Dogs are a valuable preclinical Sotrastaurin datasheet model for transplantation studies, including adoptive immunotherapy with donor lymphocytes. Conversion of mixed-haematological-chimerism into complete-donor-chimerism thereby simulate efficacy of transplantation [21, 72, 73]. In conclusion, after establishing the implements for the generation of cUTY-specific CTLs, we are able to use this mixed-chimerism model as an in vivo model for the treatment of leukemic relapse with UTY-specific CTLs.

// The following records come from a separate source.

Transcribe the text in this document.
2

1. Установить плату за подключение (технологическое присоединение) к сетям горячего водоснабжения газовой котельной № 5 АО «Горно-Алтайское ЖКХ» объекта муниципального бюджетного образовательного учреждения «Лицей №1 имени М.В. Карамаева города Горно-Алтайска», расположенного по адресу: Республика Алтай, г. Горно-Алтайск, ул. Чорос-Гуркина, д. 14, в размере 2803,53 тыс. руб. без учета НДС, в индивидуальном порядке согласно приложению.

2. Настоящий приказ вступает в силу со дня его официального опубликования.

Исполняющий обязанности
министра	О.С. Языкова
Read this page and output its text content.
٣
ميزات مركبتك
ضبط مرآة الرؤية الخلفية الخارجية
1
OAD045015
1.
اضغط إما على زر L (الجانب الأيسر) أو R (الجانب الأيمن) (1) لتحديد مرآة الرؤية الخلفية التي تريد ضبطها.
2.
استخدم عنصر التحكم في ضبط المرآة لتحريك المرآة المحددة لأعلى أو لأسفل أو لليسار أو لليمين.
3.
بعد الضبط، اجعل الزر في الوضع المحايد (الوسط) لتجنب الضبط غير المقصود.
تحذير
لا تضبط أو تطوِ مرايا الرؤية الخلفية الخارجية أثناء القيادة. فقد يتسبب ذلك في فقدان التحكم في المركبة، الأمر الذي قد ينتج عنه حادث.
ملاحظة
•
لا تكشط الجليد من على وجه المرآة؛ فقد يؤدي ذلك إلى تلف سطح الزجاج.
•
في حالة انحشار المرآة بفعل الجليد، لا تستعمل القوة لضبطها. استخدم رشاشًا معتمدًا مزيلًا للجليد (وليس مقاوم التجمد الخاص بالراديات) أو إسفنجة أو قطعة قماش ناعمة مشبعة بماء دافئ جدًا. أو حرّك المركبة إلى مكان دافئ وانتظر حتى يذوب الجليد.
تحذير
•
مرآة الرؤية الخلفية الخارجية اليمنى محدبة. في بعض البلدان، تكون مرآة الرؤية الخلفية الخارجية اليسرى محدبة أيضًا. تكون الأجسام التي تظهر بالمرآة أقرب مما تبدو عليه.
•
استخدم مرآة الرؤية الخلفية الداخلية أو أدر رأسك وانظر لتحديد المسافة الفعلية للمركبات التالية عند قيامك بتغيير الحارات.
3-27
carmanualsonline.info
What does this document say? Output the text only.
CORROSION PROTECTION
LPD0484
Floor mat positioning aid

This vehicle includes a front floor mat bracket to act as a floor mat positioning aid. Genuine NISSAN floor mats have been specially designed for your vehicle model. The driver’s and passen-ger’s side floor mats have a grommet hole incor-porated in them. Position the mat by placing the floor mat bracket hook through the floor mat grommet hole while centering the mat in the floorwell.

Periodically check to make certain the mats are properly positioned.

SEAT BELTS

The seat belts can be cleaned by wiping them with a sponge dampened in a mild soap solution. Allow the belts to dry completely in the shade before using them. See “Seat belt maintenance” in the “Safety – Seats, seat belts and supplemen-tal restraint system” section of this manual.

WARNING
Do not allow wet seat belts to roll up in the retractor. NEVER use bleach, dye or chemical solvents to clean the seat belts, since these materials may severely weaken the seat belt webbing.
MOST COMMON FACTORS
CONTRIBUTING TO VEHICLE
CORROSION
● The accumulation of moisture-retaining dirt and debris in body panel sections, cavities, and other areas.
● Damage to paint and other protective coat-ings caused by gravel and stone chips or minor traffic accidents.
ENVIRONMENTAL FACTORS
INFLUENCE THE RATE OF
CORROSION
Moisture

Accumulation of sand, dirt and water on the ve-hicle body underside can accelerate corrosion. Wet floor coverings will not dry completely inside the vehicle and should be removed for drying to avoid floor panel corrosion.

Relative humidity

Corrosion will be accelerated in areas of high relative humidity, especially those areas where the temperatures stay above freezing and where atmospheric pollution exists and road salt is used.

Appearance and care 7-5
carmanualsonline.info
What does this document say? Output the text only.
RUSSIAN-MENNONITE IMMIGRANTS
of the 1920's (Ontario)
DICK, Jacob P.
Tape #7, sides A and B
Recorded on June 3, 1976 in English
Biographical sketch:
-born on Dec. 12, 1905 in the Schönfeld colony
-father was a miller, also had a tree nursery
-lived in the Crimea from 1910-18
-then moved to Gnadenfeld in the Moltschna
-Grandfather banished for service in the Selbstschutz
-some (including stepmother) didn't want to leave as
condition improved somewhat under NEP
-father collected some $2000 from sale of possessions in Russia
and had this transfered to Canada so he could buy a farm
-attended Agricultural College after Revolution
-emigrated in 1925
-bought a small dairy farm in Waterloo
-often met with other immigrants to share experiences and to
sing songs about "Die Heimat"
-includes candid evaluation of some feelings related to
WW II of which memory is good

In up to 50% of the females we could induce a UTY-specific reaction (W248) in male-DLA-identical animals in vitro and in vivo. This is a very promising starting point for exploitation of our preclinical canine-model for leukemia treatment in humans: Ex vivo-generated UTY-specific-female-donor CTLs using UTY-derived-peptide-loaded DCs will be transfused to male-recipients in the course of DLT after transplantation in order to prevent or cure AML-relapse. We thank the people from the animal facility (Helmholtz Center Munich), especially M. Hagemann, S. Schlink and V. Terkowski for taking care of the dogs. We also thank I. Laaser and J. Adamski (Helmholtz Center Munich, Neuherberg) for providing the canine-UTY-mRNA sequence. Supports: DLR-grant 01GU0516 (D. Bund); Deutsche-José-Carreras-Stiftung-e.V. (H.J. Kolb). All authors concur with the manuscript

submission and have no financial/commercial conflict of interest to disclose. “
“The dendritic cell (DC) lineage is remarkably heterogeneous. GSK2118436 in vivo It has been postulated that specialized DC subsets have evolved in order to select and support Niclosamide the multitude of possible T cell differentiation pathways. However, defining the function of individual

DC subsets has proven remarkably difficult, and DC subset control of key T cell fates such as tolerance, T helper cell commitment and regulatory T cell induction is still not well understood. While the difficulty in assigning unique functions to particular DC subsets may be due to sharing of functions, it may also reflect a lack of appropriate physiological in-vivo models for studying DC function. In this paper we review the limitations associated with many of the current DC models and highlight some of the underlying difficulties involved in studying the function of murine DC subsets. Dendritic cells (DCs) are professional antigen-presenting cells critically required for the initiation of T cell responses. Some DC subsets sample antigens in peripheral tissues and transport them to the lymph node (LN), where DCs come into contact with recirculating naive T cells. Other DC subsets are strategically positioned within secondary lymphoid organs to capture blood-borne antigens and present them to T cells (reviewed in [1]).